Health

These Big Food Companies Get Failing Grades on Political Spending Transparency

While advocacy groups have long gathered evidence about to the ways the world’s largest food companies spend money influencing politics, back powerful trade groups, and fund research that makes it into mainstream discussions about food, just how much influence they really have in shaping food policy is notoriously hard to pinpoint, partially due to lax disclosure requirements on corporate spending.

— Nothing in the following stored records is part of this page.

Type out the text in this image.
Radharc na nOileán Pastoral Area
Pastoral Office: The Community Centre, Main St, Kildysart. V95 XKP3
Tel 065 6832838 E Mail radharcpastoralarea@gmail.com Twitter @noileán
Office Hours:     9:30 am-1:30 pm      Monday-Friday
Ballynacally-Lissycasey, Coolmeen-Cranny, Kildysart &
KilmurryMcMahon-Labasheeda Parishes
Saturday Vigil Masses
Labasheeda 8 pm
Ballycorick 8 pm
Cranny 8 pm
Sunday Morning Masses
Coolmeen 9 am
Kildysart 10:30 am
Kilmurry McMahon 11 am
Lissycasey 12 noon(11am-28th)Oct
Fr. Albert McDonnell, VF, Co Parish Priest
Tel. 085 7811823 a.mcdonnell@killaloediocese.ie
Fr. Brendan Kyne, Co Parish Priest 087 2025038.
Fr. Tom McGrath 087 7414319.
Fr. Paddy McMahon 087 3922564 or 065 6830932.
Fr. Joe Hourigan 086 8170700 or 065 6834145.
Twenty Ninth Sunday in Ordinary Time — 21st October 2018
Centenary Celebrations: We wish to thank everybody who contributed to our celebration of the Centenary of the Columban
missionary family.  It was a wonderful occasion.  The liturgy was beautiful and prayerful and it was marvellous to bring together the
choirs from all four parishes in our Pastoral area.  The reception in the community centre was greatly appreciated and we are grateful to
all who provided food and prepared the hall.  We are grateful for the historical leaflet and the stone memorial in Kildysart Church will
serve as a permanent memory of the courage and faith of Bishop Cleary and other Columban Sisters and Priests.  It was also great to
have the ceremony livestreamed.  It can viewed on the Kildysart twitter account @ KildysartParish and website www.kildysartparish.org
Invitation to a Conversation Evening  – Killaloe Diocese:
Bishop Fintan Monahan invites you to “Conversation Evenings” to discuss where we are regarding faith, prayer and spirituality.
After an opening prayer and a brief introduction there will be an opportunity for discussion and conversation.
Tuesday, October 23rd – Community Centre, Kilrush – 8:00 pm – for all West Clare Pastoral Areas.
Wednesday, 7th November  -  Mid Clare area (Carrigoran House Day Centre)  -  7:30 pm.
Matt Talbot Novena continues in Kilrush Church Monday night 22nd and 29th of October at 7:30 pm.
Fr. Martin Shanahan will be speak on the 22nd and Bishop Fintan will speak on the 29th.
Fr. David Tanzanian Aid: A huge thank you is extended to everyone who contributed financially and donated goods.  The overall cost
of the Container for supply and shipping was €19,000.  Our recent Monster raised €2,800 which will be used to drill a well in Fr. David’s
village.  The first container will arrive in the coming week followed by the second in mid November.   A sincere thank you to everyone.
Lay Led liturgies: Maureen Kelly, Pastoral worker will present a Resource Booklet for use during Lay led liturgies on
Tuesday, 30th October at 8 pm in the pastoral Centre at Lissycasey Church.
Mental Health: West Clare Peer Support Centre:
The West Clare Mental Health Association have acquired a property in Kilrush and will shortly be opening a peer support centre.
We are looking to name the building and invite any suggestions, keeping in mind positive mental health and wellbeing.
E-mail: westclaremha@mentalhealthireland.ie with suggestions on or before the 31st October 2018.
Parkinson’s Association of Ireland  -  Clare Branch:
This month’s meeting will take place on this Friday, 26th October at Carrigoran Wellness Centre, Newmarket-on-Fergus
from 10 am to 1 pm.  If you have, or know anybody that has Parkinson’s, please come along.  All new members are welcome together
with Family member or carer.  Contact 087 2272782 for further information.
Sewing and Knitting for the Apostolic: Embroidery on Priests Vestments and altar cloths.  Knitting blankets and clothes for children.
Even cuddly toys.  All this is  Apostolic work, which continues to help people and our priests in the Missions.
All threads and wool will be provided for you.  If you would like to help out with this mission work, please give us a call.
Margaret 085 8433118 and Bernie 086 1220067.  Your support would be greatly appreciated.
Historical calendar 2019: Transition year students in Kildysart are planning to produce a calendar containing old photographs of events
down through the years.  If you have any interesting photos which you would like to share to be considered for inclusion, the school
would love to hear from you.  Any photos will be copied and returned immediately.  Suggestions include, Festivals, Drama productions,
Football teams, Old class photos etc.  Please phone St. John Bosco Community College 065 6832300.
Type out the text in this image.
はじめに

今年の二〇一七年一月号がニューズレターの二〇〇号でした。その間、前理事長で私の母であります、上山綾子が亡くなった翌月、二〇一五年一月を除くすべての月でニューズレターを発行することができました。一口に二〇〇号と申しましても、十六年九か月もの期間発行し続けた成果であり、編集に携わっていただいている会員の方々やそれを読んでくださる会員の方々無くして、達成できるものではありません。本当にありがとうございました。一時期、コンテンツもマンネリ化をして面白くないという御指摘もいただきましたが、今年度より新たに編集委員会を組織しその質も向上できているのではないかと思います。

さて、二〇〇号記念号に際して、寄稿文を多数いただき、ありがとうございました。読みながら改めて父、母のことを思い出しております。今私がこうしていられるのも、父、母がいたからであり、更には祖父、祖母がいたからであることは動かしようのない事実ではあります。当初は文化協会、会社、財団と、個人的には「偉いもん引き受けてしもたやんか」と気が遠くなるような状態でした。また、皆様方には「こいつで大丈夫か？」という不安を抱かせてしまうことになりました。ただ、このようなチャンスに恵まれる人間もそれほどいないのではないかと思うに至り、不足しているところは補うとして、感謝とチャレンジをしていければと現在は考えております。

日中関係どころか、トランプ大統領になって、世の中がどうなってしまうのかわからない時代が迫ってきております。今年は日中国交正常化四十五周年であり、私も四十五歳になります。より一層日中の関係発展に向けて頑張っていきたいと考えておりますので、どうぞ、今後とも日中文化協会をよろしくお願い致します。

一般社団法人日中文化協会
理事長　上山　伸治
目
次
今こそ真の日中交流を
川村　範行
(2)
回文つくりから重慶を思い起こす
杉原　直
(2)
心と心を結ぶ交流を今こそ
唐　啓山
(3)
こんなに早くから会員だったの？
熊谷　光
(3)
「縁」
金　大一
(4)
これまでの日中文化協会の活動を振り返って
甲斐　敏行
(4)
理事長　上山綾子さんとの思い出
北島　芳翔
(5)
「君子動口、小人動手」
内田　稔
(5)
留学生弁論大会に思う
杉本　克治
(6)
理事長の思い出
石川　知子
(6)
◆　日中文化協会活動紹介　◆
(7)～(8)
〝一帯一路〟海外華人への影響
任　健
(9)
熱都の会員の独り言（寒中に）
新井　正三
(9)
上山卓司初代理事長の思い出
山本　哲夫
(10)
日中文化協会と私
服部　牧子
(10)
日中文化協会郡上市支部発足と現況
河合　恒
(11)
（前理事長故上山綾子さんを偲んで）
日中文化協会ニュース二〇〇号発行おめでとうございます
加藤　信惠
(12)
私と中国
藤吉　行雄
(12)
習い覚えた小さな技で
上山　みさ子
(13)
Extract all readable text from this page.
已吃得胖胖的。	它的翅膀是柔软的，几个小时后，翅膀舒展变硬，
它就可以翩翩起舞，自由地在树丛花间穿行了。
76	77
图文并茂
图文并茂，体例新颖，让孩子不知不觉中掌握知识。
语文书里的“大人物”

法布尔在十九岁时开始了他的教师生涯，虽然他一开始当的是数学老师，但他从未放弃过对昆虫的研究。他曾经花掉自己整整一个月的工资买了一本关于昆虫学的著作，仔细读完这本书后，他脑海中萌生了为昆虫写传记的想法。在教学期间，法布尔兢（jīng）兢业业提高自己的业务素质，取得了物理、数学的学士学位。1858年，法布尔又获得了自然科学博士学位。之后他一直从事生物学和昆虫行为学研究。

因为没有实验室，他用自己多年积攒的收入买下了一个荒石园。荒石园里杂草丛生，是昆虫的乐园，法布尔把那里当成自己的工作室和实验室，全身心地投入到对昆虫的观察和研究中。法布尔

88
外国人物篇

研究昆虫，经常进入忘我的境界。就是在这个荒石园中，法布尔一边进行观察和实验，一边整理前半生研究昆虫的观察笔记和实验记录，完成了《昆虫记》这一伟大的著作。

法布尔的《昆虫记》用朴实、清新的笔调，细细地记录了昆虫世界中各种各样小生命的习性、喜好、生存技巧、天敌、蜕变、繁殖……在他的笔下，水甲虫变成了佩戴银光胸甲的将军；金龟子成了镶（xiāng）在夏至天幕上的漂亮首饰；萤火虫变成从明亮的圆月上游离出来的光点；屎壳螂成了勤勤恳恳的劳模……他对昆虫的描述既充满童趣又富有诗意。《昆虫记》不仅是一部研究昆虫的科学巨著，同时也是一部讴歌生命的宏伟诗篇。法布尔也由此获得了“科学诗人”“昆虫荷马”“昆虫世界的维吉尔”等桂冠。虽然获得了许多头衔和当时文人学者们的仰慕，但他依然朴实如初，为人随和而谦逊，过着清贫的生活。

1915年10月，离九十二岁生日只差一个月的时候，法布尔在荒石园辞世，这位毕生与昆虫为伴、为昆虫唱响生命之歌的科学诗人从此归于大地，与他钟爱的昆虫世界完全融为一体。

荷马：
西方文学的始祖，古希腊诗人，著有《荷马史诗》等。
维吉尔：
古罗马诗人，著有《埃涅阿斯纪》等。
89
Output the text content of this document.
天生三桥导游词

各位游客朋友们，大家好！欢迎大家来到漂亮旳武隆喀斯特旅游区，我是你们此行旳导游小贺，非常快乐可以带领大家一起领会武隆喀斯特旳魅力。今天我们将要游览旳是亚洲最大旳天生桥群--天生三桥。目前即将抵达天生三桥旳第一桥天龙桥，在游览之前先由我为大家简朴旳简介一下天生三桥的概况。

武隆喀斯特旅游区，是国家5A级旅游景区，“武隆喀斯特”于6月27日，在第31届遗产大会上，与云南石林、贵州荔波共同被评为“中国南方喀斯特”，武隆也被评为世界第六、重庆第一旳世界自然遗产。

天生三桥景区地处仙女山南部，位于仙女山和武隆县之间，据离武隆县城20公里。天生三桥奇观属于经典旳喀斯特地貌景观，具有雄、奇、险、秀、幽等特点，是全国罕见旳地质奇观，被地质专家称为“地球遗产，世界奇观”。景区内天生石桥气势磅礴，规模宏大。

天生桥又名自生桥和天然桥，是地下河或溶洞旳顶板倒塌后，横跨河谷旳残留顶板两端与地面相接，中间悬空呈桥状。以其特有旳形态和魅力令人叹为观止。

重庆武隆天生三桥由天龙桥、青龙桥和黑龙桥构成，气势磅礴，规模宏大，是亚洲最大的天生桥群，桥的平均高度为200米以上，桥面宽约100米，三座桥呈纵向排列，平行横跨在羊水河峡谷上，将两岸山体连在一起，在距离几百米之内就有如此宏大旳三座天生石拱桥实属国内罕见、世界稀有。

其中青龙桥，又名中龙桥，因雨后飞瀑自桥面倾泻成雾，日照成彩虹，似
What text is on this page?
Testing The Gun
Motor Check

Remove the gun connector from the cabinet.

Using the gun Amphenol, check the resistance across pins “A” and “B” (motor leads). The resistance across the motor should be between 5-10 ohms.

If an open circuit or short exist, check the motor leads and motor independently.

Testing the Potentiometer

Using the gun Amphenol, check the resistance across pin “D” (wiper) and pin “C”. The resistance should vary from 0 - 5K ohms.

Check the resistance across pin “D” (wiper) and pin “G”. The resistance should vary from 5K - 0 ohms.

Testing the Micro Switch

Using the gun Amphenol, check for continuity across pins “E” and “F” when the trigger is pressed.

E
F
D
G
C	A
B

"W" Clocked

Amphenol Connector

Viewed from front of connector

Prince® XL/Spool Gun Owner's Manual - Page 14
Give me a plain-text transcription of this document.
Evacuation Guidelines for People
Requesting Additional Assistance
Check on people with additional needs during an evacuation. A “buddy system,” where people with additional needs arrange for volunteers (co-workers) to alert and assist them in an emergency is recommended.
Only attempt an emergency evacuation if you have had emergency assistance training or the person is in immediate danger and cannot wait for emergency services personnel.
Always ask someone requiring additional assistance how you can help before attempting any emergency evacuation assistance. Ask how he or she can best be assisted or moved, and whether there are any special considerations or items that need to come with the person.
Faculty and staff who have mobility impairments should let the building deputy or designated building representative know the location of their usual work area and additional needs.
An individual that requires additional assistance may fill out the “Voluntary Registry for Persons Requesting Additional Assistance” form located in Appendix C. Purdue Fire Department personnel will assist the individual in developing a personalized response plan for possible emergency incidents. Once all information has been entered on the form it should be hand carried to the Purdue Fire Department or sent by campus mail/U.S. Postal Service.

According to Feed the Truth, a new organization aimed at addressing corporate control of the food system, this lack of transparency “means that corporations can sell us a family-, worker-, and environmentally friendly image even as they spend heavily to block policies that would improve public health, cut down on inequality and poverty, and help prevent the climate breakdown.”

Now, an index just released from the organization draws attention to just how much remains out of the public view—the spending left undisclosed by major food and agricultural corporations.

The Food and Agriculture Corporate Transparency (FACT) Index scores the world’s 10 largest food producers’ level of disclosure across four categories of spending: electioneering, lobbying, charitable donations, and the funding of scientific research. The corporations, selected based on highest reported 2020 revenue, were ranked from most to least transparent, as follows: the Coca-Cola Company, PepsiCo, Mars, ADM, Unilever, JBS, Cargill, Nestlé, Tyson Foods, and Bunge. The index specifically counts disclosure as publicly posting information on their websites, easily accessed by the public and investors.

Coca-Cola earns the relatively highest marks for transparency with just 39 out of 100 points, and it goes down from there, with Tyson Foods (the second-largest meat processor in the world) and Bunge (a massive agribusiness and ingredient supply company that many in the U.S. have never heard of) coming in at 3 and 2 points respectively.

Lucy Martinez Sullivan, the executive director of Feed the Truth, hopes that by sharing these low scores, her group can shed light on the gap between what these companies profess to do publicly and where their money is actually going.

“If these companies are going to be talking about what they see as priorities for private-sector engagement in food systems and really shaping the narrative and discourse around food, then they have a responsibility to be more transparent about how they are engaging in the policy process,” said Sullivan.

Civil Eats contacted Tyson Foods, Bunge, Coca-Cola, and Cargill for comment, but none had responded by press time.

Low Scores and a Lack of Accountability

Bunge and Tyson Foods, which are both publicly traded corporations, disclosed almost nothing about their political spending. In the lobbying and electioneering categories they both scored zero, indicating that they reveal nothing about money spent on these engagements.

“It’s really shocking that two publicly held corporations just do not put out any information for investors, shareholders, and the general public to be able to understand how they are using their power,” said Sullivan. Both companies earn upward of $40 billion dollars per year, granting them the potential for significant influence, noted Sullivan.

Even Coca-Cola, the highest scorer, does not have a good track record of accountable public spending. Earlier this year, an investigation by Popular Information revealed that the company funded 29 of the co-sponsors of Georgia’s voter suppression bills, likened to Jim Crow era laws, which were written to target Black voters. At the same time, the investigation found that, “Coca-Cola, through its Sprite brand, ran a series of ads prior to the 2020 election stressing the importance of voting in the Black community.”